BEIJING (AFP) - Australian Prime Minister Kevin Rudd said Wednesday there were significant human rights problems in Tibet, in a speech delivered to university students here at the start of a four-day trip to China.
"Australia, like most other countries, recognises China sovereignty over Tibet but we also believe it is necessary to recognise there are significant human rights problems in Tibet," Rudd told the Beijing University students.
"The current situation in Tibet is of concern to Australians. We recognise the need for all parties to avoid silence and find a solution through dialogue."
However, Rudd repeated his position that there should be no boycott of the Beijing Olympic Games, as some groups and international leaders have suggested to punish China over its crackdown on the past month of Tibetan unrest.
"I believe the Olympics are important for China's continuing engagement with the world," he said in a speech delivered in Mandarin.

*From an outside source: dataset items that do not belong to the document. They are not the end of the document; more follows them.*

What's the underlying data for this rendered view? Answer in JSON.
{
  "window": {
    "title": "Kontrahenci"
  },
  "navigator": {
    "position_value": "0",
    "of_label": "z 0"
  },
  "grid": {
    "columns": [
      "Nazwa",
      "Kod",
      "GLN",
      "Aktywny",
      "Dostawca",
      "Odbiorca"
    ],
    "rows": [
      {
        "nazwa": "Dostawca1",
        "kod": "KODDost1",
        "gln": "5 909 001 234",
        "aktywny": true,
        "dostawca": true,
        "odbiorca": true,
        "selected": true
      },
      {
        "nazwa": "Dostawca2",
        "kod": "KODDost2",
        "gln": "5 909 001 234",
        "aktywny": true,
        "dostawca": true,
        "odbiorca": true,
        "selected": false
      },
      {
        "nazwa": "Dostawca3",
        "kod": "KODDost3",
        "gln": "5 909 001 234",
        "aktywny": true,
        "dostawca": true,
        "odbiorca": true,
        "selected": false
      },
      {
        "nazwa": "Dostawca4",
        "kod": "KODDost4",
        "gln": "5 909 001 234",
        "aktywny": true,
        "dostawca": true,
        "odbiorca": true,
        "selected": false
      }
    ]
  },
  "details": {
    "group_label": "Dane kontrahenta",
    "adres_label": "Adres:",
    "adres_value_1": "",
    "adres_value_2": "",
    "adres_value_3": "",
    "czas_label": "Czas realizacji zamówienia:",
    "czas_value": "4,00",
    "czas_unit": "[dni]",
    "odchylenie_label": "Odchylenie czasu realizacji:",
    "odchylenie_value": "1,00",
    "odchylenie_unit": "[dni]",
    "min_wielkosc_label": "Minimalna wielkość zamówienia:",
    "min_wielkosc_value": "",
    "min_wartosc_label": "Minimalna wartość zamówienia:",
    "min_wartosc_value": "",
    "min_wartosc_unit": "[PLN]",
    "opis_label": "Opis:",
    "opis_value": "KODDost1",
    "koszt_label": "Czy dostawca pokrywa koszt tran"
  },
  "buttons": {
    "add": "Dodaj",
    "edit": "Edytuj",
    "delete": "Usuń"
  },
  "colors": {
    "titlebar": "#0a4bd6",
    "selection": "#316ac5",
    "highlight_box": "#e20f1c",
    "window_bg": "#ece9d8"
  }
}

Tibetan exiled leaders say more than 150 people have been killed in the Chinese crackdown on the protests. China says it has killed no-one, and blamed Tibetan "rioters" for the deaths of 20 people.

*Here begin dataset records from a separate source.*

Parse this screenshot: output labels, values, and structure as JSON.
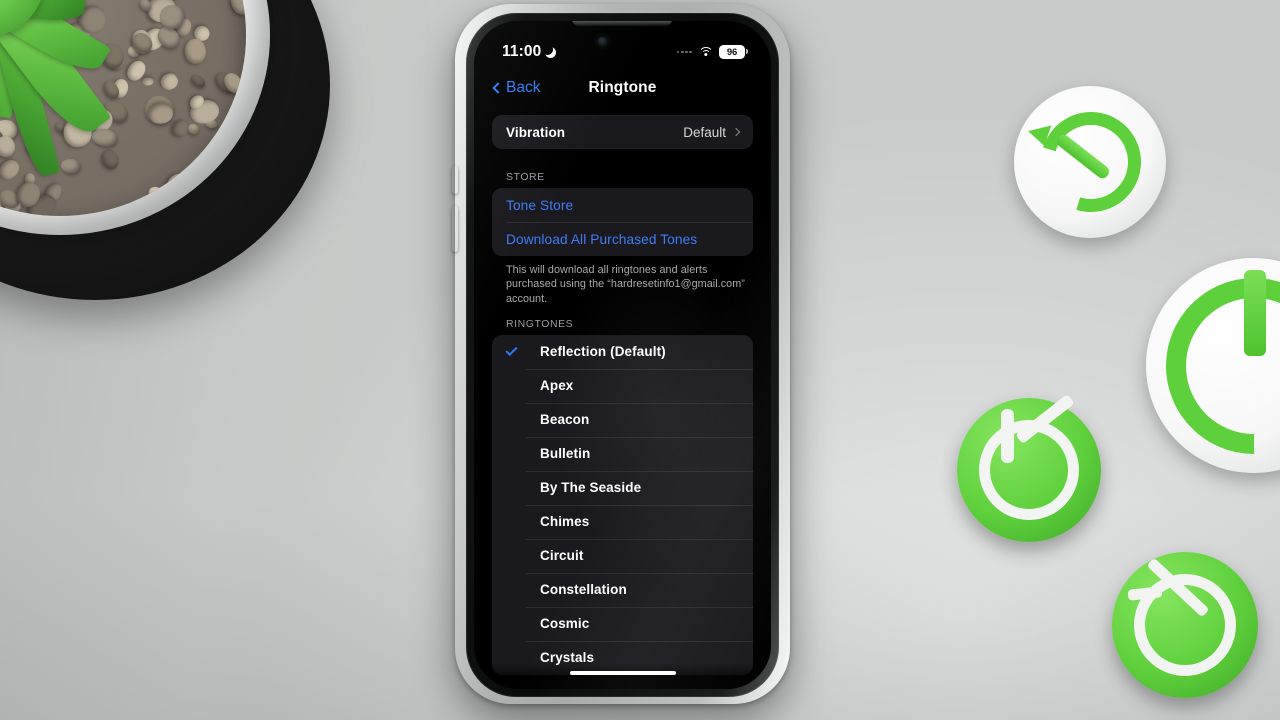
{
  "scene": {
    "description": "iPhone on a light gray desk showing iOS Settings Ringtone screen, succulent plant top-left, green 3D-printed power and reset icons on the right"
  },
  "status_bar": {
    "time": "11:00",
    "moon_icon": "crescent-moon-icon",
    "signal_icon": "cellular-dots-icon",
    "wifi_icon": "wifi-icon",
    "battery_percent": "96"
  },
  "nav_bar": {
    "back_label": "Back",
    "back_icon": "chevron-left-icon",
    "title": "Ringtone"
  },
  "vibration": {
    "label": "Vibration",
    "value": "Default",
    "chevron_icon": "chevron-right-icon"
  },
  "store": {
    "header": "STORE",
    "items": [
      {
        "label": "Tone Store"
      },
      {
        "label": "Download All Purchased Tones"
      }
    ],
    "footnote": "This will download all ringtones and alerts purchased using the “hardresetinfo1@gmail.com” account."
  },
  "ringtones": {
    "header": "RINGTONES",
    "check_icon": "checkmark-icon",
    "items": [
      {
        "name": "Reflection (Default)",
        "selected": true
      },
      {
        "name": "Apex",
        "selected": false
      },
      {
        "name": "Beacon",
        "selected": false
      },
      {
        "name": "Bulletin",
        "selected": false
      },
      {
        "name": "By The Seaside",
        "selected": false
      },
      {
        "name": "Chimes",
        "selected": false
      },
      {
        "name": "Circuit",
        "selected": false
      },
      {
        "name": "Constellation",
        "selected": false
      },
      {
        "name": "Cosmic",
        "selected": false
      },
      {
        "name": "Crystals",
        "selected": false
      }
    ]
  },
  "home_indicator": "home-indicator",
  "colors": {
    "accent_blue": "#2f7cf6",
    "link_blue": "#3f7df7",
    "group_bg": "#1a191d",
    "screen_bg": "#000000",
    "desk": "#d9dbda",
    "prop_green": "#5ed03b"
  },
  "props": {
    "plant": "succulent-plant",
    "icon_reset_top": "reset-arrow-icon-prop",
    "icon_power_large": "power-icon-prop-large",
    "icon_power_small": "power-icon-prop-small",
    "icon_reset_bottom": "reset-arrow-icon-prop-bottom"
  }
}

Rudd is the highest profile Western leader to visit China since the unrest broke out, and similar comments from him in recent weeks and days have drawn an angry response from China.
China has raised its concerns about Rudd's previous comments but he would not back down on his position, an Australian foreign affairs department spokesman said earlier on Wednesday.
"We can confirm that Australian and Chinese officials have discussed the comments and our differences over Tibet, both in Beijing and Canberra," the spokesman told AFP.